Filhos, sou doutora
Depois de ter passado pelo jornalismo, pela política e pelos livros, regressei à faculdade para acabar o curso de Direito, que interrompi quando mergulhei de cabeça n" O Independente nos longínquos anos 90. Tenho um amigo advogado que sempre que me via perguntava quando é que eu acaba o curso, "Então futura colega? Para quando esse curso?". Foram décadas nisto. Ele nunca desistiu. Já eu, sim. Durante estes anos todos não havia gato-pingado que não me tratasse por "doutora", não fosse este um país de tios e de doutores. No Parlamento, por exemplo, ou se é doutor ou operário, e eu ali, no limbo. Era "mãe, beata ou fascista", mas doutora nada. Então, porque resolvi pôr a minha vida em stand by e porque não se deixa nada a meio (digo eu aos meus filhos), regressei à Universidade Lusíada onde tinha deixado o curso a meio do segundo ano. "Mãe, arranjei um estágio num semanário". E pronto, tudo estragado: entre estudar Direito Administrativo ou andar atrás do próximo ministro que anda a fugir aos impostos, vence o ministro, claro. O objetivo era sair de lá no ano em que o meu filho mais velho entrasse na universidade, a minha autoestima e a dele não aguentariam sermos colegas. Tinha, portanto, três anos para concluir a empreitada. Mas não fazia ideia daquilo em que me estava a meter: aulas todos os dias, faltas, testes, trabalhos, participação nas aulas, avaliações, exames e orais. E Fiscal, nunca pensei saber o que quer que seja de Direito Fiscal. Não morri por acaso. Os meus colegas eram pouco mais velhos que os meus filhos e grande parte dos professores tinha a minha idade e havia alguns mais novos. Tinha tudo para correr mal. "Vá, Inês, silêncio, a aula já começou...". Eu corava, "desculpe professor", e virava-me para a frente. Mas não correu mal e acabaram por ser os anos mais divertidos da minha vida depois daqueles em que passei n"O Independente. Sem a memória que tinha, mas com a curiosidade que não tinha, cada disciplina era um desafio e para o transpor era obrigatório gostar. Nesta idade, em que os fins de semana servem para dormir e não para estudar, só se decora o que se percebe pois não se decoram palavras mas sim raciocínios. Percebemos, finalmente, que quando não se entende à primeira o que se está a ler é porque o livro está mal escrito, o que é uma realidade em 99% dos casos. Acreditem. É fundamental não pormos em causa a nossa destreza e muito menos a inteligência - mais do que uma questão de honra é uma questão de sobrevivência.

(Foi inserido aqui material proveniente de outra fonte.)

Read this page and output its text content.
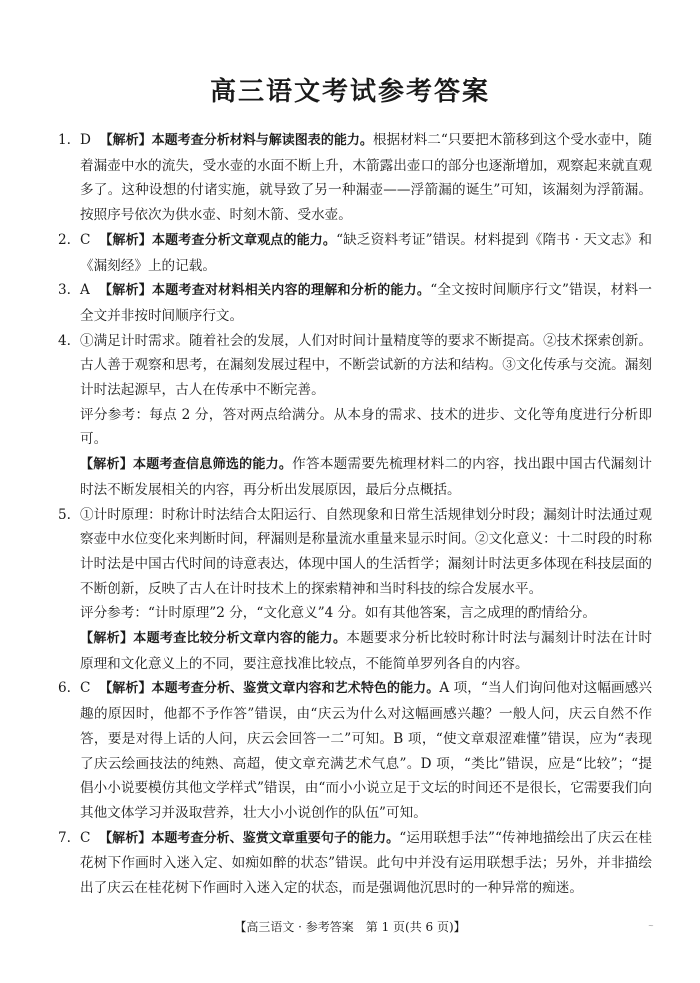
高三语文考试参考答案
1. D 【解析】本题考查分析材料与解读图表的能力。根据材料二“只要把木箭移到这个受水壶中，随着漏壶中水的流失，受水壶的水面不断上升，木箭露出壶口的部分也逐渐增加，观察起来就直观多了。这种设想的付诸实施，就导致了另一种漏壶——浮箭漏的诞生”可知，该漏刻为浮箭漏。按照序号依次为供水壶、时刻木箭、受水壶。
2. C 【解析】本题考查分析文章观点的能力。“缺乏资料考证”错误。材料提到《隋书 · 天文志》和《漏刻经》上的记载。
3. A 【解析】本题考查对材料相关内容的理解和分析的能力。“全文按时间顺序行文”错误，材料一全文并非按时间顺序行文。
4. ①满足计时需求。随着社会的发展，人们对时间计量精度等的要求不断提高。②技术探索创新。古人善于观察和思考，在漏刻发展过程中，不断尝试新的方法和结构。③文化传承与交流。漏刻计时法起源早，古人在传承中不断完善。
评分参考：每点 2 分，答对两点给满分。从本身的需求、技术的进步、文化等角度进行分析即可。
【解析】本题考查信息筛选的能力。作答本题需要先梳理材料二的内容，找出跟中国古代漏刻计时法不断发展相关的内容，再分析出发展原因，最后分点概括。
5. ①计时原理：时称计时法结合太阳运行、自然现象和日常生活规律划分时段；漏刻计时法通过观察壶中水位变化来判断时间，秤漏则是称量流水重量来显示时间。②文化意义：十二时段的时称计时法是中国古代时间的诗意表达，体现中国人的生活哲学；漏刻计时法更多体现在科技层面的不断创新，反映了古人在计时技术上的探索精神和当时科技的综合发展水平。
评分参考：“计时原理”2 分，“文化意义”4 分。如有其他答案，言之成理的酌情给分。
【解析】本题考查比较分析文章内容的能力。本题要求分析比较时称计时法与漏刻计时法在计时原理和文化意义上的不同，要注意找准比较点，不能简单罗列各自的内容。
6. C 【解析】本题考查分析、鉴赏文章内容和艺术特色的能力。A 项，“当人们询问他对这幅画感兴趣的原因时，他都不予作答”错误，由“庆云为什么对这幅画感兴趣？一般人问，庆云自然不作答，要是对得上话的人问，庆云会回答一二”可知。B 项，“使文章艰涩难懂”错误，应为“表现了庆云绘画技法的纯熟、高超，使文章充满艺术气息”。D 项，“类比”错误，应是“比较”；“提倡小小说要模仿其他文学样式”错误，由“而小小说立足于文坛的时间还不是很长，它需要我们向其他文体学习并汲取营养，壮大小小说创作的队伍”可知。
7. C 【解析】本题考查分析、鉴赏文章重要句子的能力。“运用联想手法”“传神地描绘出了庆云在桂花树下作画时入迷入定、如痴如醉的状态”错误。此句中并没有运用联想手法；另外，并非描绘出了庆云在桂花树下作画时入迷入定的状态，而是强调他沉思时的一种异常的痴迷。
【高三语文 · 参考答案　第 1 页(共 6 页)】	~
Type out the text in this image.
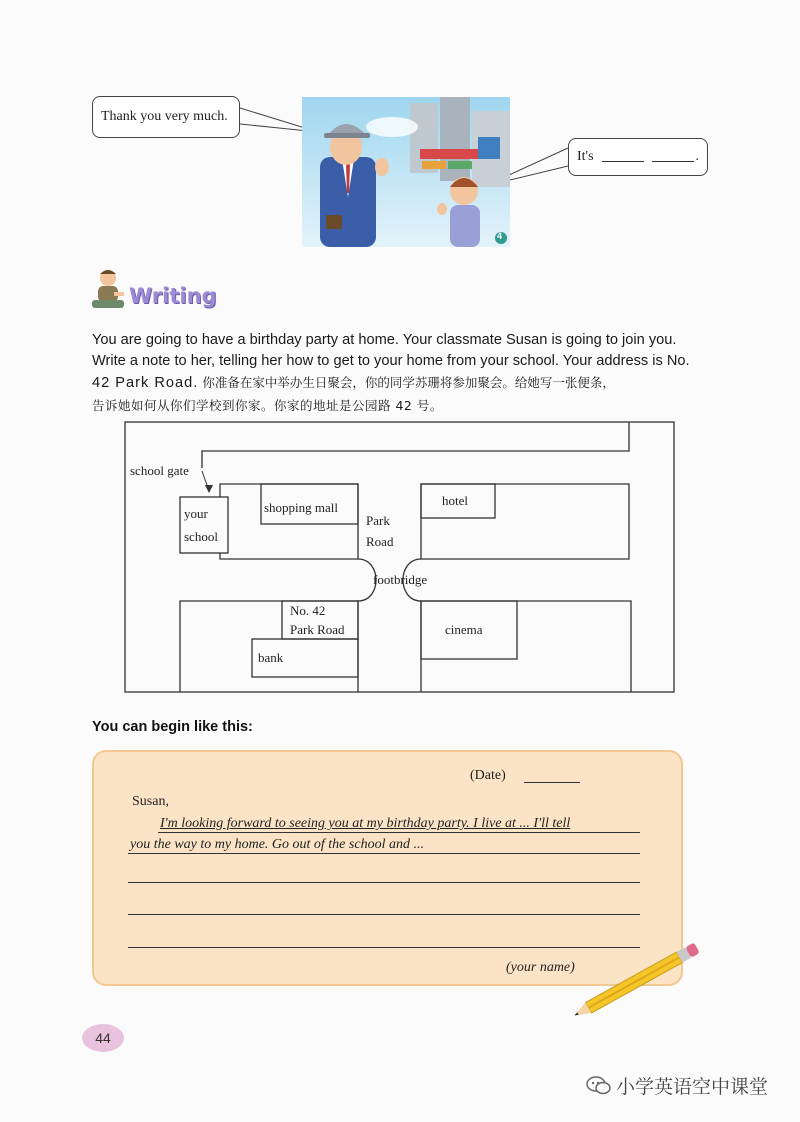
Thank you very much.
It's	.
4
Writing
You are going to have a birthday party at home. Your classmate Susan is going to join you.
Write a note to her, telling her how to get to your home from your school. Your address is No.
42 Park Road. 你准备在家中举办生日聚会，你的同学苏珊将参加聚会。给她写一张便条，
告诉她如何从你们学校到你家。你家的地址是公园路 42 号。
school gate
your
school
shopping mall
Park
Road
hotel
footbridge
No. 42
Park Road
bank
cinema
You can begin like this:
(Date)
Susan,
I'm looking forward to seeing you at my birthday party. I live at ... I'll tell
you the way to my home. Go out of the school and ...
(your name)
44
小学英语空中课堂
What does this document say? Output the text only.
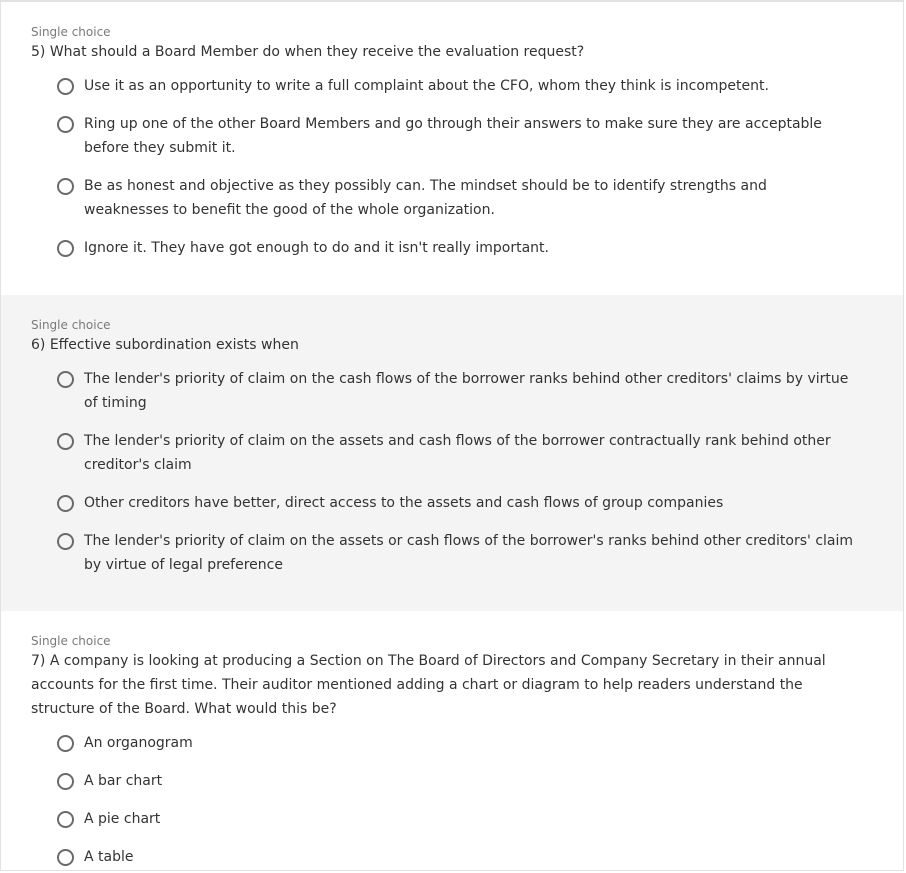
Single choice
5) What should a Board Member do when they receive the evaluation request?
Use it as an opportunity to write a full complaint about the CFO, whom they think is incompetent.
Ring up one of the other Board Members and go through their answers to make sure they are acceptable before they submit it.
Be as honest and objective as they possibly can. The mindset should be to identify strengths and weaknesses to benefit the good of the whole organization.
Ignore it. They have got enough to do and it isn't really important.
Single choice
6) Effective subordination exists when
The lender's priority of claim on the cash flows of the borrower ranks behind other creditors' claims by virtue of timing
The lender's priority of claim on the assets and cash flows of the borrower contractually rank behind other creditor's claim
Other creditors have better, direct access to the assets and cash flows of group companies
The lender's priority of claim on the assets or cash flows of the borrower's ranks behind other creditors' claim by virtue of legal preference
Single choice
7) A company is looking at producing a Section on The Board of Directors and Company Secretary in their annual accounts for the first time. Their auditor mentioned adding a chart or diagram to help readers understand the structure of the Board. What would this be?
An organogram
A bar chart
A pie chart
A table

Durante estes anos fugi dos meus filhos para a casa de banho para conseguir estudar, fiz quase diretas em véspera de exames, ajudei colegas e pedi muitas vezes ajuda - "Explica-me lá isto" e ficava horas ao telemóvel a tentar perceber coisas inacreditáveis de Direito Penal ou de Direitos Reais num debate acesso com alguém com metade da minha idade - fartei-me de sonhar com matérias e contestei a justiça das notas. "Meninos, tive 14!". Os meus filhos ficavam a olhar para mim com cara de parvos: "Boa, mãe...". "Foi a segunda melhor nota...", insistia perante a falta de entusiasmo. "Mas a mãe diz sempre que não interessa a nota dos outros mas sim a nossa: "com o mal dos outros posso eu bem", não é?". Enfiei tantas vezes o barrete que não imaginam. Um dos meus professores, um daqueles que nasceu para ser professor e para ser adorado pelos alunos, dizia-me assim já no fim: "Agora vai começar a escrever sobre Direito como se soubesse alguma coisa disto, não é?". Nunca. Pois esta é outra coisa que se ganha quando se aprende numa idade em que se deve ensinar: pânico do ridículo. De Direito percebem eles, já eu, sou doutora. Mas o melhor, o melhor de tudo, foram os coleguinhas e os amigos que fiz. Em três anos vivi no mundo onde os meus filhos estão a entrar, vi por dentro os telemóveis deles, as relações, os medos e as ambições. "Inês, se um dos teus filhos vier para cá, o pessoal leva-o ali a fazer um cursinho paralelo de imperiais e cenas. Liberas?" Se soubessem como aquilo é divertido não havia ninguém a fazer o curso aos Domingos. Agora sim, já me podem tratar por Inês.